Of particular note are the film’s musical scenes, which include fiery renditions of blues classics “Hear Me Talking to You,” “Deep Moaning Blues” and, of course, “Ma Rainey’s Black Bottom” itself. Wilson, a longtime lover of blues music, infused the play with deep feeling for the genre, which shines through in this adaptation.

The play is a striking evocation of African-American life in the 1920s, with an angry indictment of racism and its consequences, both for those blacks who seemingly resign themselves to it and those who oppose it. There is genuine power and legitimacy in the scathing attack on the methods by which the establishment in America subjected the most oppressed sections of the population to relentless hardships and humiliations.

There are also real limitations to the play and in Wilson’s work as a whole, which should not be ignored. He was the product of a particular period, in which the influence of socialism and Marxism had substantially diminished. As the WSWS noted in our review of Fences in 2017, the playwright “came of age in the late 1950s and early 1960s, and looked for political direction to such figures as Marcus Garvey, the leading black nationalist of the 1920s, and the Nation of Islam, with the young Malcolm X, before his break with the Black Muslims, as its most prominent spokesman.”

Wilson’s dramas cover considerable ground, they also leave out a great deal. The exclusivism, the notion that black life or the life of any segment of the population can be abstracted from the social-historical circumstances as a whole is a failing. As fiercely as Wilson treats certain features of social reality, one has the continual sensation that other features of that reality, going on in the next street or the next neighborhood, are forcibly being withheld from us. That is not a healthy thing in art—the half- or three-quarters picture. The approach opens the door at least to self-pity and ethnic self-promotion.

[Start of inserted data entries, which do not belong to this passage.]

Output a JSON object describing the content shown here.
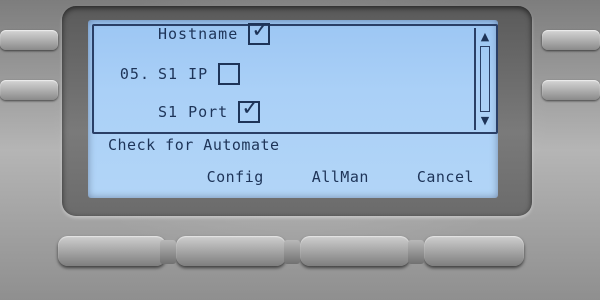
{
  "screen": {
    "rows": [
      {
        "number": "",
        "label": "Hostname",
        "checked": true
      },
      {
        "number": "05.",
        "label": "S1 IP",
        "checked": false
      },
      {
        "number": "",
        "label": "S1 Port",
        "checked": true
      }
    ],
    "check_glyph": "✓",
    "scroll_up_glyph": "▲",
    "scroll_down_glyph": "▼",
    "prompt": "Check for Automate"
  },
  "softkeys": {
    "config": "Config",
    "allman": "AllMan",
    "cancel": "Cancel"
  },
  "colors": {
    "lcd_background": "#aad0f7",
    "lcd_text": "#1e3458"
  }
}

The nationalist perspective reflected the influence of the Black Power and Black Arts movements, with which he associated in his youth. As the WSWS wrote in 2017, in Wilson’s work “assimilation is similar to conciliation to the status quo. The opposite poles of nationalism and assimilation leave out any consideration of the actual unity of the working class across racial lines.”

In 1997, for example, during a debate with theater critic, playwright and producer Robert Brustein, Wilson argued for a separate “black theater” in America. Spelling out his perspective, “Let’s make a rule,” he notoriously proposed, “Blacks don’t direct Italian films. Italians don’t direct Jewish films. Jews don’t direct black American films.”

Nonetheless, in so far as Wilson took on oppression directly and persuasively in a piece such as Ma Rainey’s Black Bottom, vividly picturing elements of life in the 1920s, he contributed to a coming to terms with the true face of American capitalist reality. From that point of view alone, the current film is worth viewing.